Если вдруг вам не посчастливилось ковыряться с RMT на ESP32 (это генератор произвольных последовательностей импульсов. генератор сигнала , в некотором смысле) то вот немного информации к размышлению.
Если вы используете Arduino, то работать прием у вас не будет, не сходите с ума, это не у вас кривые руки.
Да, даже в стандартных примерах не работает прием (например examples/ESP32/RMT/RMTReadXJT).

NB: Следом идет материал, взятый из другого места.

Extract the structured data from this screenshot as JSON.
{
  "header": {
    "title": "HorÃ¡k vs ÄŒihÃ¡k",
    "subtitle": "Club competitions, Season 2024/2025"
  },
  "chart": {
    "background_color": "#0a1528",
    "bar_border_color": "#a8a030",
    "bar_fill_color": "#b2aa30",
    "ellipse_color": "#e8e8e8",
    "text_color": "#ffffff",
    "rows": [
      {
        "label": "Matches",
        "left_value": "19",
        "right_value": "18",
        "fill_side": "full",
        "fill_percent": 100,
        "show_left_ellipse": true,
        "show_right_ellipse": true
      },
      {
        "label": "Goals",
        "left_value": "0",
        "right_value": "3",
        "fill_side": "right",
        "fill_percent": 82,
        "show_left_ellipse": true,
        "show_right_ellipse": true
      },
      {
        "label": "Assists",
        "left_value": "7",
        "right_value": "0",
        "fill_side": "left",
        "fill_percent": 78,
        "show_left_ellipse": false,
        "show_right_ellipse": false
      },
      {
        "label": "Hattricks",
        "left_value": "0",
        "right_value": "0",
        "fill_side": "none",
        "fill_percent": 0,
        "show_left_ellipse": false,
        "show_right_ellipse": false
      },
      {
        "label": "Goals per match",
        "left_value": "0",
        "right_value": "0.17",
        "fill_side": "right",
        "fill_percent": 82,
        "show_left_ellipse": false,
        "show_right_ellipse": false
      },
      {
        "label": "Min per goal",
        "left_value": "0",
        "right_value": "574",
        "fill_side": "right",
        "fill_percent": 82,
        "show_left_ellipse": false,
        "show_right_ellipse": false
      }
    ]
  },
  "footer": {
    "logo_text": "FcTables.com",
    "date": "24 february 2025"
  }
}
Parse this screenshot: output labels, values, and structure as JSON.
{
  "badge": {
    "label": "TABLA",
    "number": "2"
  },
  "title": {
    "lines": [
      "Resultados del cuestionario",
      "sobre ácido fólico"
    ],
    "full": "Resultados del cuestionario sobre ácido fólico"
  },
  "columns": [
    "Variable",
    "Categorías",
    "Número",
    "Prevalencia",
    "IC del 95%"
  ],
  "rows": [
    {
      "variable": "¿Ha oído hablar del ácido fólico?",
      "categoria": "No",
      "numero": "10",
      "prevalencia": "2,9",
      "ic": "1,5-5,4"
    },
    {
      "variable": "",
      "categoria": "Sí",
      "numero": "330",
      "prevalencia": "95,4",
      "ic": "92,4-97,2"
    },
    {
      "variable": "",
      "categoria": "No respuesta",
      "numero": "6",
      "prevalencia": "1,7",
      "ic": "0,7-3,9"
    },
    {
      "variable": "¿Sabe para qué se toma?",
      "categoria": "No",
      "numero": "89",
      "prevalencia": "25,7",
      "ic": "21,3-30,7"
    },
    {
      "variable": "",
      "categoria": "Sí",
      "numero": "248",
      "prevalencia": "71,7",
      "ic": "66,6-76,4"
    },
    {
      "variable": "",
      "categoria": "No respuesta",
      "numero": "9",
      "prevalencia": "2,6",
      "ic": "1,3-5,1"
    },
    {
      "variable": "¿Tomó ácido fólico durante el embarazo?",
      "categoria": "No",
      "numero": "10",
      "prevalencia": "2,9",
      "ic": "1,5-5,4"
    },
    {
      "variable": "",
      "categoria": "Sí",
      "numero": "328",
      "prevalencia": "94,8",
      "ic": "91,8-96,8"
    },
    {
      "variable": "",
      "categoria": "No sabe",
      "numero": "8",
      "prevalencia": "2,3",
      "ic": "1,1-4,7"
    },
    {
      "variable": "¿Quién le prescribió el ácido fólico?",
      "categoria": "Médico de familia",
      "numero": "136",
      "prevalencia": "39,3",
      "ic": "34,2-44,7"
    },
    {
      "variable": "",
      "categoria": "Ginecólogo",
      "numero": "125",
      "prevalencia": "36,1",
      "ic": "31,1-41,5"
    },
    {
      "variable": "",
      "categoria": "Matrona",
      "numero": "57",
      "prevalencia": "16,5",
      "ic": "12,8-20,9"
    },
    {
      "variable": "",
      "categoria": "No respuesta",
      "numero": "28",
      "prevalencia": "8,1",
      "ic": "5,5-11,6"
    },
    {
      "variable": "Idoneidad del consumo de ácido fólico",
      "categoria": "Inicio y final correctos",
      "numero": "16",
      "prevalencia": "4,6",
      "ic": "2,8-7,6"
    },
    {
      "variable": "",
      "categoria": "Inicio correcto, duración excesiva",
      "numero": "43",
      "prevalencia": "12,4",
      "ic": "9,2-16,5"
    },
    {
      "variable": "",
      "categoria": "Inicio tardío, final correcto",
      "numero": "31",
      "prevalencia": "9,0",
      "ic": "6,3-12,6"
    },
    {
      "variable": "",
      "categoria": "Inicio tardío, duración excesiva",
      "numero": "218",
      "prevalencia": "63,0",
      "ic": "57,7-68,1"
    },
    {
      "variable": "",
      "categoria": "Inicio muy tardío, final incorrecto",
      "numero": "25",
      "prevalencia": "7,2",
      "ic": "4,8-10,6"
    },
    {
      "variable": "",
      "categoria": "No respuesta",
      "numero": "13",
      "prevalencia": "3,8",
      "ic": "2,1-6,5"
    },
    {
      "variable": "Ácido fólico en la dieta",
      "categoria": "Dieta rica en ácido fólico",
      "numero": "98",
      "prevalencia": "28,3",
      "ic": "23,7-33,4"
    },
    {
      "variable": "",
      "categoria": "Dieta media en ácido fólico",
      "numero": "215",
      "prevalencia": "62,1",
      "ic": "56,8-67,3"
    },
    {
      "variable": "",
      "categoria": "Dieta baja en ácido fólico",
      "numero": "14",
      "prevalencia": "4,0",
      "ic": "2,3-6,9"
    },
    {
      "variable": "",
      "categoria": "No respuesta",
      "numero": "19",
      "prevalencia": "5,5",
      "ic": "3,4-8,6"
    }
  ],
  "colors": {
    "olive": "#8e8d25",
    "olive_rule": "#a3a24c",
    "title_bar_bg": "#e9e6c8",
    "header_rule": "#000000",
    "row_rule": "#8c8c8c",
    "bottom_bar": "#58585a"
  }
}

Я им выписал тикет уже, в Arduino Core.
А вот ESP-IDFные примеры - работают. В среде ESP-IDF само-собой. У них в примерах есть IR NEC Transciever - пример, которые принимает и передает данные через IR приемник и передатчик. Какие-то там. Если немножко подправить код и соединить пины 2 и 4 перемычкой, то будет работать и безо всяких приемников\передатчиков. Идеально для отладки RMT-кода.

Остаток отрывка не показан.